There is a world somewhere between reality and fiction. Although ignored by many, it is very real and so are those living in it. This forum is about the natural world. Here, wild animals will be heard and respected. The forum offers a glimpse into an unknown world as well as a room with a view on the present and the future. Anyone able to speak on behalf of those living in the emerald forest and the deep blue sea is invited to join.
Tracking Gobi Grizzlies - Douglas Chadwick - 2017.
Growing up in the American West, I was fascinated by nature and never-tamed places. That didn't change as I got older. I majored in biology during college and did my graduate field research on the social behavior and ecology of mountain goats. Under heavy pressure from sport hunting combined with the expansion of road networks ever farther into the backcountry, the goats were in widespread decline. Grizzlies, whose numbers had fallen to perhaps fewer than 700 south of Canada by the 1970s, needed protection even more urgently. I carried out some small-scale surveys and follow-up lobbying that played a minor role in getting the bears listed as threatened under the Endangered Species Act.
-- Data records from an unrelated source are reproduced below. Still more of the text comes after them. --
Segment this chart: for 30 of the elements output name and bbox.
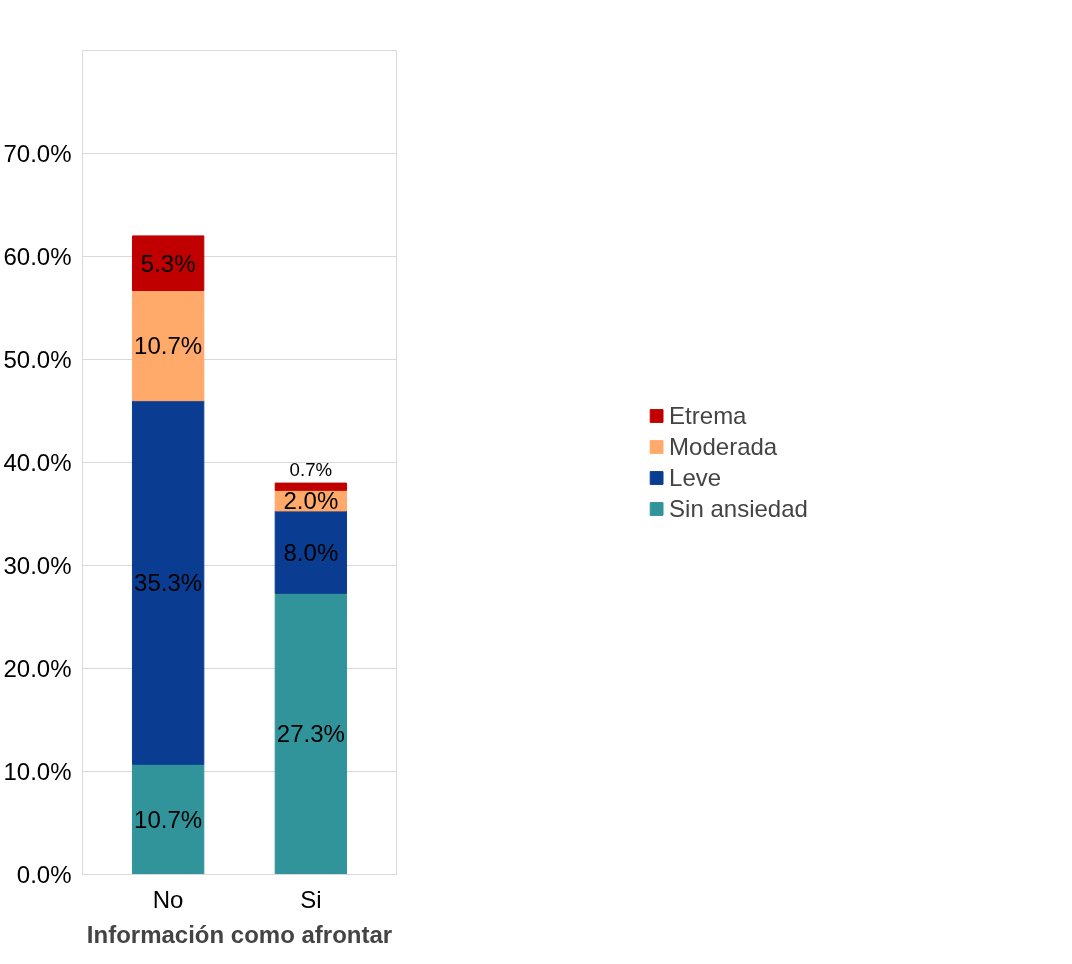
legend-label: Etrema (669, 401, 747, 430)
y-tick-label: 70.0% (3, 140, 72, 167)
y-tick-label: 0.0% (16, 861, 72, 888)
legend-label: Sin ansiedad (669, 494, 808, 523)
x-tick-label: Si (300, 885, 322, 913)
bar (131, 235, 205, 291)
x-axis-title: Información como afrontar (86, 920, 393, 948)
data-label: 27.3% (276, 720, 345, 748)
y-tick-label: 30.0% (3, 552, 72, 579)
legend-label: Leve (669, 463, 722, 492)
data-label: 2.0% (283, 487, 339, 515)
y-tick-label: 50.0% (3, 346, 72, 373)
data-label: 35.3% (134, 568, 203, 596)
legend-label: Moderada (669, 432, 778, 461)
y-tick-label: 40.0% (3, 449, 72, 476)
bar (274, 592, 348, 875)
data-label: 0.7% (289, 458, 333, 480)
data-label: 10.7% (134, 332, 203, 360)
data-label: 5.3% (140, 249, 196, 277)
bar (274, 482, 348, 491)
data-label: 10.7% (134, 805, 203, 833)
bar (131, 400, 205, 765)
bar (131, 763, 205, 875)
y-tick-label: 10.0% (3, 758, 72, 785)
x-tick-label: No (152, 885, 184, 913)
bar (131, 289, 205, 402)
bar (274, 510, 348, 594)
y-tick-label: 20.0% (3, 655, 72, 682)
y-tick-label: 60.0% (3, 243, 72, 270)
data-label: 8.0% (283, 538, 339, 566)
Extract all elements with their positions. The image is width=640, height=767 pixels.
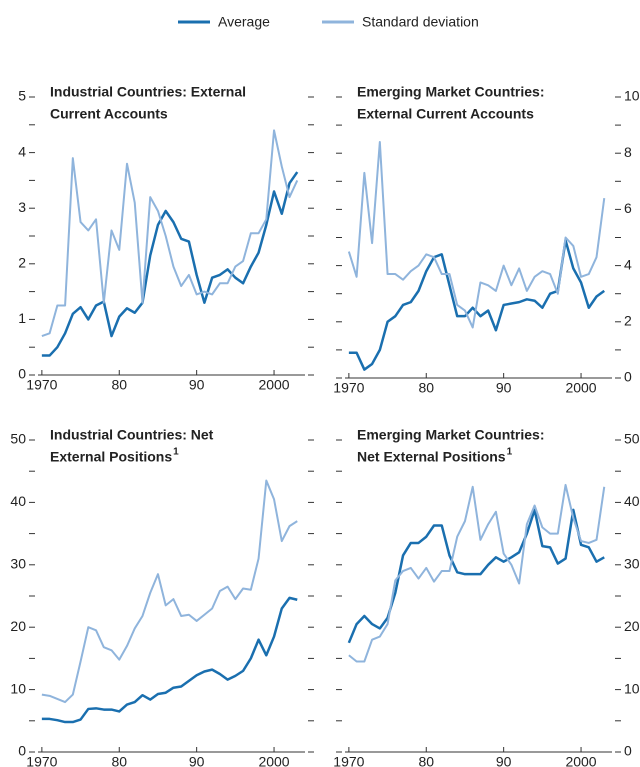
panel-title: Net External Positions <box>357 449 506 465</box>
y-tick-label: 0 <box>18 743 26 759</box>
y-tick-label: 0 <box>624 369 632 385</box>
x-tick-label: 90 <box>189 754 205 767</box>
data-line <box>41 479 298 704</box>
y-tick-label: 50 <box>10 431 26 447</box>
x-tick-label: 80 <box>418 754 434 767</box>
panel-title: Industrial Countries: External <box>50 84 246 100</box>
y-tick-label: 50 <box>624 431 640 447</box>
y-tick-label: 4 <box>18 143 26 159</box>
y-tick-label: 2 <box>624 313 632 329</box>
footnote-mark: 1 <box>173 447 179 458</box>
x-tick-label: 2000 <box>258 377 289 393</box>
y-tick-label: 30 <box>10 556 26 572</box>
panel: Emerging Market Countries: Net External P… <box>333 427 639 767</box>
data-line <box>41 596 298 724</box>
y-tick-label: 2 <box>18 255 26 271</box>
panel-title: Emerging Market Countries: <box>357 427 544 443</box>
x-tick-label: 2000 <box>258 754 289 767</box>
y-tick-label: 40 <box>10 493 26 509</box>
legend-label: Average <box>218 14 270 30</box>
x-tick-label: 1970 <box>26 754 57 767</box>
x-tick-label: 2000 <box>565 380 596 396</box>
x-tick-label: 80 <box>418 380 434 396</box>
panel: Emerging Market Countries: External Curre… <box>333 84 639 396</box>
y-tick-label: 6 <box>624 200 632 216</box>
legend-label: Standard deviation <box>362 14 479 30</box>
y-tick-label: 40 <box>624 493 640 509</box>
y-tick-label: 20 <box>10 618 26 634</box>
footnote-mark: 1 <box>507 447 513 458</box>
y-tick-label: 10 <box>10 680 26 696</box>
y-tick-label: 10 <box>624 680 640 696</box>
y-tick-label: 0 <box>18 366 26 382</box>
x-tick-label: 1970 <box>333 380 364 396</box>
x-tick-label: 90 <box>189 377 205 393</box>
y-tick-label: 4 <box>624 256 632 272</box>
y-tick-label: 5 <box>18 88 26 104</box>
data-line <box>41 171 299 357</box>
y-tick-label: 3 <box>18 199 26 215</box>
x-tick-label: 90 <box>496 380 512 396</box>
data-line <box>41 129 299 338</box>
x-tick-label: 1970 <box>333 754 364 767</box>
y-tick-label: 8 <box>624 144 632 160</box>
x-tick-label: 2000 <box>565 754 596 767</box>
y-tick-label: 20 <box>624 618 640 634</box>
y-tick-label: 0 <box>624 743 632 759</box>
y-tick-label: 1 <box>18 310 26 326</box>
x-tick-label: 80 <box>111 754 127 767</box>
y-tick-label: 10 <box>624 88 640 104</box>
panel-title: Emerging Market Countries: <box>357 84 544 100</box>
data-line <box>348 483 606 663</box>
y-tick-label: 30 <box>624 556 640 572</box>
panel: Industrial Countries: Net External Positi… <box>10 427 314 767</box>
x-tick-label: 80 <box>111 377 127 393</box>
panel: Industrial Countries: External Current Ac… <box>18 84 314 393</box>
panel-title: External Current Accounts <box>357 106 534 122</box>
data-line <box>347 140 606 329</box>
panel-title: Current Accounts <box>50 106 168 122</box>
x-tick-label: 1970 <box>26 377 57 393</box>
panel-title: External Positions <box>50 449 172 465</box>
panel-title: Industrial Countries: Net <box>50 427 214 443</box>
x-tick-label: 90 <box>496 754 512 767</box>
Next, I went to work as a seasonal biologist for the National Park Service, studying the mountain goats along the continental divide in Glacier Park. In my spare time, I hiked to my favorite settings for watching grizzlies, because... I'm not sure why. I feared these great, humbling, electrifying master mammals; I admired them for their blend of power and playfulness directed by an obvious intelligence. I think I sought out their presense in part because it made me so fully alive, from the oldest compartments of my glands and senses and brain to the newest. Grizzlies can absolutely rip and tear stuff apart, but for me they made the world feel more whole.